Hell has frozen over. Qualcomm, a company that designs chips and modems for smartphones and tablets, is now worth more than Intel, a company that not only designs their own chips, but also makes them in some of the world’s most advanced fabrication plants. What kind of numbers are we talking about here? Qualcomm’s market cap, which is defined as the number of shares multiplied by the share price, is roughly $105 billion. Meanwhile, Intel is hovering around $100 billion.

How exactly did this happen? There are several things to consider here, the most obvious being that we hit “peak PC” shipments back in 2010. By that we mean sales of personal computers are never going to be as big as they used to be. Sales of smartphones have also surpassed sales of personal computers as recently as Q4 2011. In a nutshell, Intel is making products for a shrinking market, whereas Qualcomm is targeting an industry that’s still experiencing phenomenal growth.
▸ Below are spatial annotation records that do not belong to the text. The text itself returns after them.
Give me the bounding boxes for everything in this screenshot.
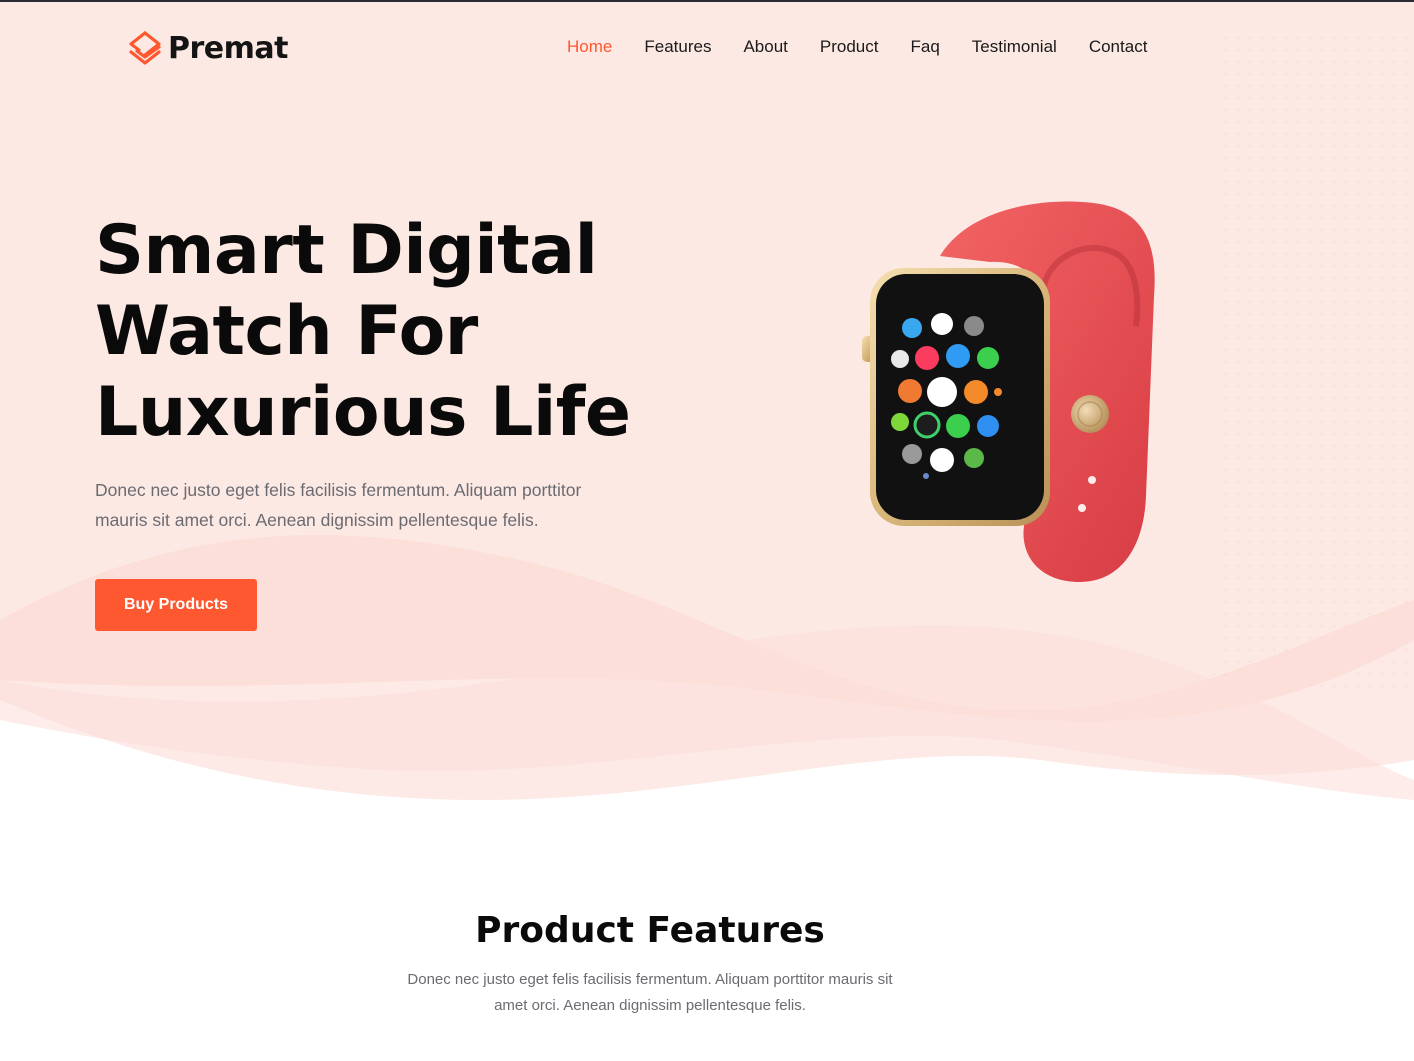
layered-diamond-logo-icon: [129, 31, 161, 65]
site-header: Premat Home Features About Product Faq T…: [0, 0, 1414, 96]
brand-name: Premat: [168, 30, 288, 66]
smart-watch-image: [862, 201, 1155, 583]
top-border: [0, 0, 1414, 2]
hero-description: Donec nec justo eget felis facilisis fer…: [95, 480, 582, 530]
hero-title-line: Smart Digital: [95, 211, 598, 290]
nav-product[interactable]: Product: [820, 37, 879, 57]
nav-home[interactable]: Home: [567, 37, 612, 57]
features-description: Donec nec justo eget felis facilisis fer…: [407, 971, 893, 1014]
main-nav: Home Features About Product Faq Testimon…: [567, 37, 1147, 57]
logo[interactable]: Premat: [128, 28, 288, 68]
nav-faq[interactable]: Faq: [910, 37, 939, 57]
features-title: Product Features: [475, 910, 825, 951]
nav-features[interactable]: Features: [644, 37, 711, 57]
hero-title-line: Luxurious Life: [95, 373, 631, 452]
buy-products-button[interactable]: Buy Products: [95, 579, 257, 631]
hero-title: Smart Digital Watch For Luxurious Life: [95, 210, 715, 453]
landing-page: Premat Home Features About Product Faq T…: [0, 0, 1414, 1061]
nav-testimonial[interactable]: Testimonial: [972, 37, 1057, 57]
nav-about[interactable]: About: [743, 37, 787, 57]
hero-title-line: Watch For: [95, 292, 478, 371]
nav-contact[interactable]: Contact: [1089, 37, 1148, 57]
But why Qualcomm and not someone else like Texas Instruments or NVIDIA? For that answer we have to go back to 2008. Back then, making a phone was a pain in the ass. You had to buy a processor from one company, a baseband (cellular radio) from another, a WiFi/Blutooth/GPS combination chip from yet another player, then spend months on making sure all those pieces worked together. Qualcomm blew that process out of the water with Snapdragon. They were the first to offer handset makers a complete package, which not only reduced time to market, but let handset makers focus on the things that contribute to their bottom line: sales and distribution.

Ironically, TSMC, the company that produces the chips Qualcomm designs, is worth “only” $84 billion, so that should tell what the market values. It’s not the physical factories so much as the brain power and insight to create hardware platforms that manufacturers demand.